Pokémon Go, liberiamo le scuole

6 Settembre 2016

Rattata potrebbe essere tra i banchi di scuola. Il rarissimo Pikachu sulla porta del dirigente scolastico e Zubat all’ingresso dell’istituto. L’anno scolastico 2016/2017 inizia in compagnia dei Pokémon go, il gioco creato da Niantic per la multinazionale giapponese Nintendo che sta facendo impazzire i ragazzi di tutto il mondo.

Ad aver paura dei mostriciattoli sono maestri e professori intimoriti dalla possibilità di trovarsi in aula a spiegare la Prima guerra mondiale o Alessandro Manzoni tra Pidgey e Krabby.

Un’ipotesi presa seriamente in considerazione dal governo francese che ha chiesto alla Niantic di bandire Pokémon Go dagli istituti. A lanciare la guerra contro i mostriciattoli che hanno cambiato la vita dei nostri figli e alunni è sceso in campo persino il ministro dell’Educazione Najat Vallaud-Belkacem, che in una conferenza stampa ha annunciato nei giorni scorsi di voler chiedere alla Niantic di escludere la presenza dei Pokémon dagli edifici scolastici di ogni ordine e grado. Una scelta nata per due motivi. Il primo: la distrazione. Il timore è proprio quello che gli studenti, soprattutto quelli più grandi in grado di nascondere il cellulare sotto il banco mentre il docente spiega la lezione, possano essere più interessati alla cattura dei mostri che alla spiegazione di letteratura o matematica.

Il secondo: la sicurezza.

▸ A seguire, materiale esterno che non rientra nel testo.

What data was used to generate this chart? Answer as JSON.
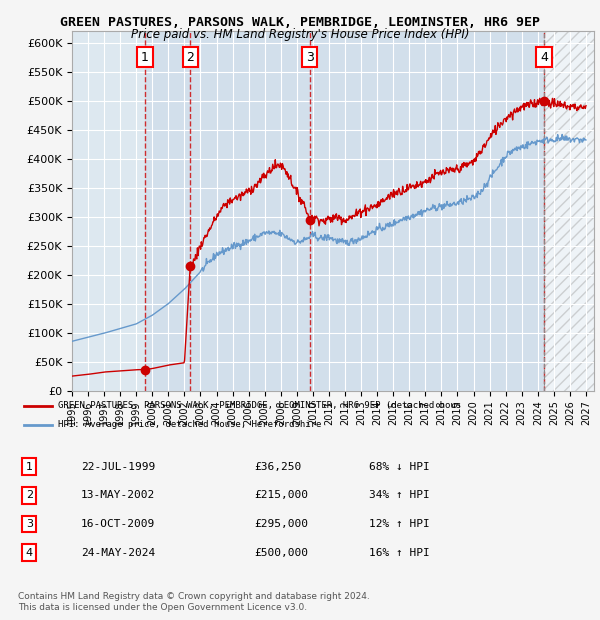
{
  "title": "GREEN PASTURES, PARSONS WALK, PEMBRIDGE, LEOMINSTER, HR6 9EP",
  "subtitle": "Price paid vs. HM Land Registry's House Price Index (HPI)",
  "bg_color": "#dde8f0",
  "plot_bg_color": "#dde8f0",
  "grid_color": "#ffffff",
  "ylim": [
    0,
    620000
  ],
  "yticks": [
    0,
    50000,
    100000,
    150000,
    200000,
    250000,
    300000,
    350000,
    400000,
    450000,
    500000,
    550000,
    600000
  ],
  "xlim_start": 1995.0,
  "xlim_end": 2027.5,
  "transactions": [
    {
      "num": 1,
      "date": "22-JUL-1999",
      "year": 1999.55,
      "price": 36250,
      "pct": "68%",
      "dir": "↓"
    },
    {
      "num": 2,
      "date": "13-MAY-2002",
      "year": 2002.36,
      "price": 215000,
      "pct": "34%",
      "dir": "↑"
    },
    {
      "num": 3,
      "date": "16-OCT-2009",
      "year": 2009.79,
      "price": 295000,
      "pct": "12%",
      "dir": "↑"
    },
    {
      "num": 4,
      "date": "24-MAY-2024",
      "year": 2024.39,
      "price": 500000,
      "pct": "16%",
      "dir": "↑"
    }
  ],
  "legend_line1": "GREEN PASTURES, PARSONS WALK, PEMBRIDGE, LEOMINSTER, HR6 9EP (detached hous",
  "legend_line2": "HPI: Average price, detached house, Herefordshire",
  "footer1": "Contains HM Land Registry data © Crown copyright and database right 2024.",
  "footer2": "This data is licensed under the Open Government Licence v3.0.",
  "red_color": "#cc0000",
  "blue_color": "#6699cc",
  "hatch_start": 2024.39,
  "hatch_end": 2027.5
}
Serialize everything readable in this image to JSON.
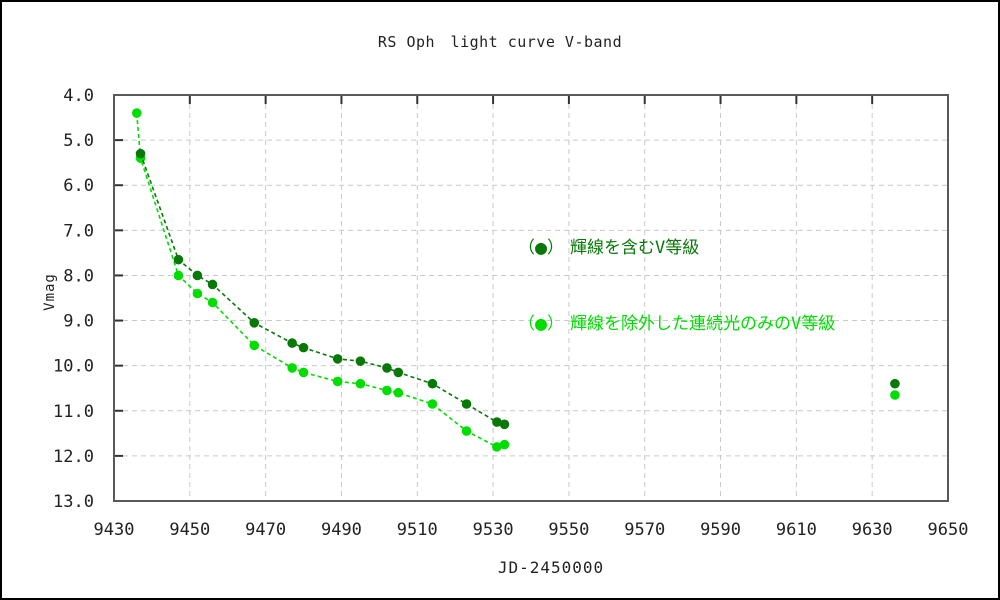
{
  "window": {
    "background": "#ffffff",
    "border_color": "#000000"
  },
  "chart": {
    "title": "RS Oph　light curve V-band",
    "xlabel": "JD-2450000",
    "ylabel": "Vmag"
  },
  "legend": {
    "entries": [
      {
        "open": "（",
        "dot": "●",
        "close": "）",
        "label": "輝線を含むV等級",
        "color": "#087808"
      },
      {
        "open": "（",
        "dot": "●",
        "close": "）",
        "label": "輝線を除外した連続光のみのV等級",
        "color": "#00dd00"
      }
    ]
  },
  "chart_data": {
    "type": "scatter",
    "title": "RS Oph　light curve V-band",
    "xlabel": "JD-2450000",
    "ylabel": "Vmag",
    "x_range": [
      9430,
      9650
    ],
    "y_range": [
      4.0,
      13.0
    ],
    "y_inverted": true,
    "grid": true,
    "grid_color": "#c9c9c9",
    "frame_color": "#595959",
    "x_ticks": [
      9430,
      9450,
      9470,
      9490,
      9510,
      9530,
      9550,
      9570,
      9590,
      9610,
      9630,
      9650
    ],
    "x_tick_labels": [
      "9430",
      "9450",
      "9470",
      "9490",
      "9510",
      "9530",
      "9550",
      "9570",
      "9590",
      "9610",
      "9630",
      "9650"
    ],
    "y_ticks": [
      4,
      5,
      6,
      7,
      8,
      9,
      10,
      11,
      12,
      13
    ],
    "y_tick_labels": [
      "4.0",
      "5.0",
      "6.0",
      "7.0",
      "8.0",
      "9.0",
      "10.0",
      "11.0",
      "12.0",
      "13.0"
    ],
    "line_gap_threshold_days": 40,
    "series": [
      {
        "name": "輝線を含むV等級",
        "color": "#087808",
        "marker": "circle",
        "line": "dashed",
        "x": [
          9437,
          9447,
          9452,
          9456,
          9467,
          9477,
          9480,
          9489,
          9495,
          9502,
          9505,
          9514,
          9523,
          9531,
          9533,
          9636
        ],
        "y": [
          5.3,
          7.65,
          8.0,
          8.2,
          9.05,
          9.5,
          9.6,
          9.85,
          9.9,
          10.05,
          10.15,
          10.4,
          10.85,
          11.25,
          11.3,
          10.4
        ]
      },
      {
        "name": "輝線を除外した連続光のみのV等級",
        "color": "#00dd00",
        "marker": "circle",
        "line": "dashed",
        "x": [
          9436,
          9437,
          9447,
          9452,
          9456,
          9467,
          9477,
          9480,
          9489,
          9495,
          9502,
          9505,
          9514,
          9523,
          9531,
          9533,
          9636
        ],
        "y": [
          4.4,
          5.4,
          8.0,
          8.4,
          8.6,
          9.55,
          10.05,
          10.15,
          10.35,
          10.4,
          10.55,
          10.6,
          10.85,
          11.45,
          11.8,
          11.75,
          10.65
        ]
      }
    ]
  }
}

Secondo quanto riportato da Le Figaro, il ministro francese pensa che la caccia ai Pokémon potrebbe portare a scuola persone che non siano studenti. Una preoccupazione nata dalla cronaca di folle impazzite che si muovono da una parte all’altra per poter conquistare Pikachu o Mankey. Un provvedimento di buon senso che sarà esteso anche ai musei e agli ospedali dove, in Francia, si segnala la presenza dei mostriciattoli. Un problema che si presenterà presto anche in Italia. I “Pokéstop” ovvero le stazioni dove prendere Pokéball sono ovunque: dai sagrati delle chiese, alle piazze, ai locali pubblici, agli edifici culturali. Tra qualche giorno dovremo verificare se i Pokémon hanno conquistato anche i nostri edifici scolastici.

Per ora nessuno al ministero dell’Istruzione si è posto la questione: il ministro dell’Istruzione Stefania Gianni ha ben altro a cui pensare in questi giorni tra la ricostruzione delle scuole ad Amatrice, la chiamata diretta, il caos conciliazioni e chi più ne ha più ne metta, ma la richiesta della collega francese non è per nulla fuori luogo. C’è il rischio che anche le nostre aule siano infestate da Pidgey e Rattata. L’editore del gioco non si è posto limiti: sfruttando la realtà virtuale ha piazzato mostri ovunque. Li abbiamo incontrati nelle nostre case, nei commissariati di polizia, nelle corsie degli ospedali, persino nell’ex lager nazista Auschwitz-Birkenau. È evidente che faranno comparsa anche a scuola. E non potremo restare a guardare.

È per questo che i nostri istituti come in Francia vanno “Depokémonizzati” oppure dovremo intervenire educando, richiamando i nostri ragazzi a un senso di responsabilità. Con l’inizio della scuola che piaccia o meno ai docenti, dovremo avere a che fare con ragazzi che si presenteranno in classe con un vocabolario “arricchito” di nuove parole: Poké Ball, Poké Stop, palestre e incubatrici virtuali. Non potremo certo voltare le spalle, rispondere ai nostri ragazzi con un “non me ne intendo”, “non mi interessa”.

La sfida di chi vive tra i banchi è anche quella di conoscere il linguaggio dei ragazzi, di entrare realmente in contatto con loro, di essere in grado di lasciare un segno anche parlando di mostri. Dovremo essere preparati, aver compreso il fenomeno per poterlo affrontare. Chi insegna non può lasciare soli i suoi allievi. Nemmeno nella realtà virtuale.